The scandal surrounding Prime Minister Justin Trudeau shows just how cozy the country’s elite really is.
It’s true that Canadians are a trusting, generous lot who generally believe in the greater good, institutions and the rule of law. Consequently, the country is prone to imagining itself more bound by a mythology of its own goodness than it actually is. But there’s a darker side to Canada’s smallness. Our tiny network of political, business and intellectual elite is insular and concentrated.
The scandal now enveloping Prime Minister Justin Trudeau — a bilingual, feminist, pro-multicultural liberal who embodies much of what we like to celebrate in our national character — should put an end to this.
At its heart, the SNC-Lavalin scandal that threatens Mr. Trudeau’s leadership is about political interference in our judicial system. The Globe and Mail first reported in early February that last fall, the prime minister and his office pressured Jody Wilson-Raybould, then the justice minister and attorney general, to seek a Deferred Prosecution Agreement, which is equivalent to a plea bargain, for SNC-Lavalin, a politically well-connected civil engineering firm based in Montreal.
SNC-Lavalin has been at the center of corruption scandals for decades. (In 2013, the World Bank debarred the company and more than 100 of its affiliates for 10 years, single-handedly putting Canada at the top of the bank’s corruption list.) In this latest scandal, the company faces criminal charges for bribing Libyan officials, including Muammar el-Qaddafi’s son, with millions of dollars to secure contracts in Libya.

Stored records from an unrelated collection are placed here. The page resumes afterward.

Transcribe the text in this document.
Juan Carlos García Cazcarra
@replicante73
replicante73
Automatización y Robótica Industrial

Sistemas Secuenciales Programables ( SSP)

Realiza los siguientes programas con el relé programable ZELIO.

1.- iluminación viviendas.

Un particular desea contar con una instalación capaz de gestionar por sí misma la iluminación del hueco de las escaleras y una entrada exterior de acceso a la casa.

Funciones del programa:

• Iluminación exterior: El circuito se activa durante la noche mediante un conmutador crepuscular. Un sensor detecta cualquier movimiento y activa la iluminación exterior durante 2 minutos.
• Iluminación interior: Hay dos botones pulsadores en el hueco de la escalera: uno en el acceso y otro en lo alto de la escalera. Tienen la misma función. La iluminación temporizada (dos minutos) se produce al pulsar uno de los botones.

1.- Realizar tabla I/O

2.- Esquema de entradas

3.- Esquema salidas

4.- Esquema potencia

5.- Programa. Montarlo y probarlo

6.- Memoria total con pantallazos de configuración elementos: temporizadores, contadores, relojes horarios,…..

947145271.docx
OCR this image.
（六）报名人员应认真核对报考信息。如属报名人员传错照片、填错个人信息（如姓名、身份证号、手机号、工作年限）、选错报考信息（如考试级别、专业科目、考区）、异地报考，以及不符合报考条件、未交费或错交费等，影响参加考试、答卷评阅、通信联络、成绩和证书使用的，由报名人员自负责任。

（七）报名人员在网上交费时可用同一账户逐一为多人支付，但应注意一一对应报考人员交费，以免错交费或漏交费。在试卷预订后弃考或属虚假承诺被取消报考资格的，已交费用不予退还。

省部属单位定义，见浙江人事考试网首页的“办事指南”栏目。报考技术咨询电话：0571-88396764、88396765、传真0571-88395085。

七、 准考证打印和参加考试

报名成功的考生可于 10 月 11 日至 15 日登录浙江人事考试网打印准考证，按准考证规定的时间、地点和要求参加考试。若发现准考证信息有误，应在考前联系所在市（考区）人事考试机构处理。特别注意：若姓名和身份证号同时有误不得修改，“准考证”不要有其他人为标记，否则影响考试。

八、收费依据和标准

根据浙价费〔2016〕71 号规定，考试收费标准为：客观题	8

The Deferred Prosecution Agreement would permit SNC-Lavalin to avoid criminal prosecution, allowing it to continue to bid for domestic government contracts. Without this, the company might face existential peril.
The only person in Mr. Trudeau’s cabinet who seemed to push back was Ms. Wilson-Raybould. In January, she was put in charge of the veterans affairs ministry, effectively a demotion.
Last week, she went public, speaking before a House of Commons committee about the pressure she’d been under to cut a deal with SNC-Lavalin. For hours, she delivered extensive testimony, citing notes and texts, detailing inappropriate levels of political interference in a criminal proceeding.
Her account was impossible to reconcile with Mr. Trudeau’s previous flat denials. The prime minister and his defenders have come across as weak and dishonest, more interested in protecting a Quebec-based corporation than in the independence of the judiciary. His government is now in chaos. On Monday, one of his key cabinet ministers, Jane Philpott, resigned, saying she had “lost confidence in how the government has dealt with this matter and in how it has responded to the issues raised.”
Mr. Trudeau came to power in 2015 on the promise of a new, revitalized Liberal Party, removed from the stale old boys’ club of yore. The party, though it imagines itself as representing the quintessential ideals of Canadiana, has a long track record of corruption and chicanery, particularly in Quebec.
With an electoral base in the country’s most heavily populated regions, like Quebec, the Liberals have enjoyed many decades in power. It is not without merit that they are referred to, derisively, as Canada’s Natural Governing Party.